Save to Serena Memory?

At the end of your refactoring work, ask the user:

"I've identified several lessons learned from this refactoring. Would you like me to save these insights to Serena memory for future reference? This will help improve future refactoring efforts and maintain code quality standards."

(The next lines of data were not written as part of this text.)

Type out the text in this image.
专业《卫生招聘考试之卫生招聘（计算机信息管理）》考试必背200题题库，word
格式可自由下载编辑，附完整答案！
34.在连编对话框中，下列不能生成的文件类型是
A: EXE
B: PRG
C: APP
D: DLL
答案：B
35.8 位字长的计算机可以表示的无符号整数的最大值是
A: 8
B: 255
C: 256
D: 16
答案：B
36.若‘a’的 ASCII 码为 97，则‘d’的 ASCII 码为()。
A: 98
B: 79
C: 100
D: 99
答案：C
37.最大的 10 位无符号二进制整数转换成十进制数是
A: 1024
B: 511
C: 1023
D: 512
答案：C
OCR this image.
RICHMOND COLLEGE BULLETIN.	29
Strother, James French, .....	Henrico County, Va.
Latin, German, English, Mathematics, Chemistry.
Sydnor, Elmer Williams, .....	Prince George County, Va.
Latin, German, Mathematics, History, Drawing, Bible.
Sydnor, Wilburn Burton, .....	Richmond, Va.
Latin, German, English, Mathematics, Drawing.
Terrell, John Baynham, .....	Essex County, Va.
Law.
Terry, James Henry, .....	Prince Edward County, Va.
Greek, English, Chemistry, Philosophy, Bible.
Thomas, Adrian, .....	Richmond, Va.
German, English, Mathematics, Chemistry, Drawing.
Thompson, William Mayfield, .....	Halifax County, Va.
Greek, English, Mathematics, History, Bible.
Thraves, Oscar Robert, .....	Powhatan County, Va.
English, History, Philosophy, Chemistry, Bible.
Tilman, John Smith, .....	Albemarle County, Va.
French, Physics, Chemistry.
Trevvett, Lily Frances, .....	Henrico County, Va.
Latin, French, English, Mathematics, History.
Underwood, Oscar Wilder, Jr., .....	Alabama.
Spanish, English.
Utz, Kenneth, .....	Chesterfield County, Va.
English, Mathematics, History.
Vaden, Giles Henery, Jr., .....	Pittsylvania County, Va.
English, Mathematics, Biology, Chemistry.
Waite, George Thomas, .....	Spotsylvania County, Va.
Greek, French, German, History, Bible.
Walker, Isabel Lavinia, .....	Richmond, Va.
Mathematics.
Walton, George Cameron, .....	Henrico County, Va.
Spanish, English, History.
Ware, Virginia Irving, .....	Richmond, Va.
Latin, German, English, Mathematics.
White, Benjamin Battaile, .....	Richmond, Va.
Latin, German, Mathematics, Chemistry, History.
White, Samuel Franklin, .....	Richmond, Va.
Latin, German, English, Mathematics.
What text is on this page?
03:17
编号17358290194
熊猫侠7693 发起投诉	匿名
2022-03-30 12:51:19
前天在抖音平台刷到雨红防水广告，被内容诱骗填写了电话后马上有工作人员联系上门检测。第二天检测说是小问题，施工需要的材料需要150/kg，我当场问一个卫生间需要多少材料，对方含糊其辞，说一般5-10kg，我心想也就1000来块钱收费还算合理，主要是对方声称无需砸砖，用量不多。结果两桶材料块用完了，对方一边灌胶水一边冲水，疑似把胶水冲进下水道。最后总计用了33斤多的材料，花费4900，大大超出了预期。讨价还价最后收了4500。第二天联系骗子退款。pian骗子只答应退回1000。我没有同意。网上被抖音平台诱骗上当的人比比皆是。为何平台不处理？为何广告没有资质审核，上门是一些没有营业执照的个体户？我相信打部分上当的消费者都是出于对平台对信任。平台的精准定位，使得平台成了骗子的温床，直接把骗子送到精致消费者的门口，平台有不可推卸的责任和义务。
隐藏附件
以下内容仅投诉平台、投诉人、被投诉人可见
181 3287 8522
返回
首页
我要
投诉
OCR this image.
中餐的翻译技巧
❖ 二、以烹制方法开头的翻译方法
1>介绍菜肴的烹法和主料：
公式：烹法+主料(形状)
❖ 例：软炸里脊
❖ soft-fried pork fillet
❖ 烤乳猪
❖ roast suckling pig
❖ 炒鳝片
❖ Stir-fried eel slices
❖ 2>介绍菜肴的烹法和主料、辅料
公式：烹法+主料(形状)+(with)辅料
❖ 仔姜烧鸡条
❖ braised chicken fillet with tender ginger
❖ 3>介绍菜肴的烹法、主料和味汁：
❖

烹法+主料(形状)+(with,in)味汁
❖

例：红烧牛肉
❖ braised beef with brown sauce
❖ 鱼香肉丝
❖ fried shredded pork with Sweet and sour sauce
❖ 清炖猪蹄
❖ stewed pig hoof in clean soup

If user agrees, use Serena MCP write_memory to store:

  • "lesson-refactoring-[pattern]-[date]" (e.g., "lesson-refactoring-extract-method-benefits-2025-10-20")
  • "pattern-code-smell-[smell-type]" (e.g., "pattern-code-smell-long-method-detection")
  • Include: What was refactored, why, how, benefits achieved, and lessons for next time

Examples

Example 1: Extract Method Refactoring

User Request:

This function is too long and complex, refactor it

Agent Process:

  1. Load past refactoring lessons for long-method patterns
  2. Check ADRs for architectural patterns to follow
  3. Analyze the function to identify logical sections
  4. Run existing tests to ensure they pass
  5. Extract smaller methods with descriptive names
  6. Re-run tests after each extraction
  7. Verify code is more readable
  8. Save refactoring patterns to memory

Expected Output:

### Analysis
- Original function: 150 lines with cyclomatic complexity of 25
- Multiple responsibilities: validation, processing, persistence
- Difficult to test and understand

### Refactoring Plan
1. Extract validation logic → ValidateInput()
2. Extract processing logic → ProcessData()
3. Extract persistence logic → SaveResults()
4. Keep main function as coordinator

### Implementation
✅ Extracted ValidateInput() - tests passing
✅ Extracted ProcessData() - tests passing
✅ Extracted SaveResults() - tests passing
✅ Refactored main function - all tests passing

### Benefits
- Cyclomatic complexity reduced from 25 to 8
- Each function now has single responsibility
- Much easier to test individual pieces
- Code is self-documenting with clear names

Example 2: Replace Conditional with Polymorphism

User Request:

This class has too many type checks, simplify it

Agent Process:

  1. Load lessons about polymorphism patterns
  2. Review ADRs for inheritance/interface patterns
  3. Identify type-checking conditionals
  4. Design interface/base class structure
  5. Extract each type into separate class
  6. Run tests after each step
  7. Remove type-checking code
  8. Document the pattern for future use

Expected Output:

### Analysis
- Multiple if/switch statements checking object type
- Each type has different behavior
- Adding new types requires modifying existing code

### Refactoring Plan
1. Create IPaymentMethod interface
2. Extract CreditCardPayment class
3. Extract PayPalPayment class
4. Extract BankTransferPayment class
5. Replace conditionals with polymorphic calls

### Implementation
✅ Created IPaymentMethod interface
✅ Extracted CreditCardPayment - tests passing
✅ Extracted PayPalPayment - tests passing
✅ Extracted BankTransferPayment - tests passing
✅ Removed type-checking conditionals - all tests passing

### Benefits
- Open/Closed principle: can add new payment types without modifying existing code
- Each payment type is now independently testable
- Code is much clearer and easier to maintain
- Reduced cyclomatic complexity by 40%

MCP Server Integration

Serena MCP

Code Analysis:

  • Use find_symbol to locate code to refactor
  • Use get_symbols_overview to understand structure
  • Use search_for_pattern to find code smells and duplication
  • Use rename_symbol for safe renaming across the codebase
  • Use replace_symbol_body for function/method refactoring

Refactoring Memory (Persistent):

  • Use write_memory to store refactoring insights:
    • "refactoring-[component]-[date]"
    • "pattern-code-smell-[type]"
    • "lesson-refactoring-[technique]"
  • Use read_memory to check past refactoring patterns
  • Use list_memories to review refactoring history

Store in .serena/memories/ for persistence across sessions.

Memory MCP (Knowledge Graph)

Current Refactoring (Temporary):

  • Use create_entities for code components being refactored
  • Use create_relations to track dependencies affected by refactoring
  • Use add_observations to document changes and improvements

Note: After refactoring completes, store summary in Serena memory.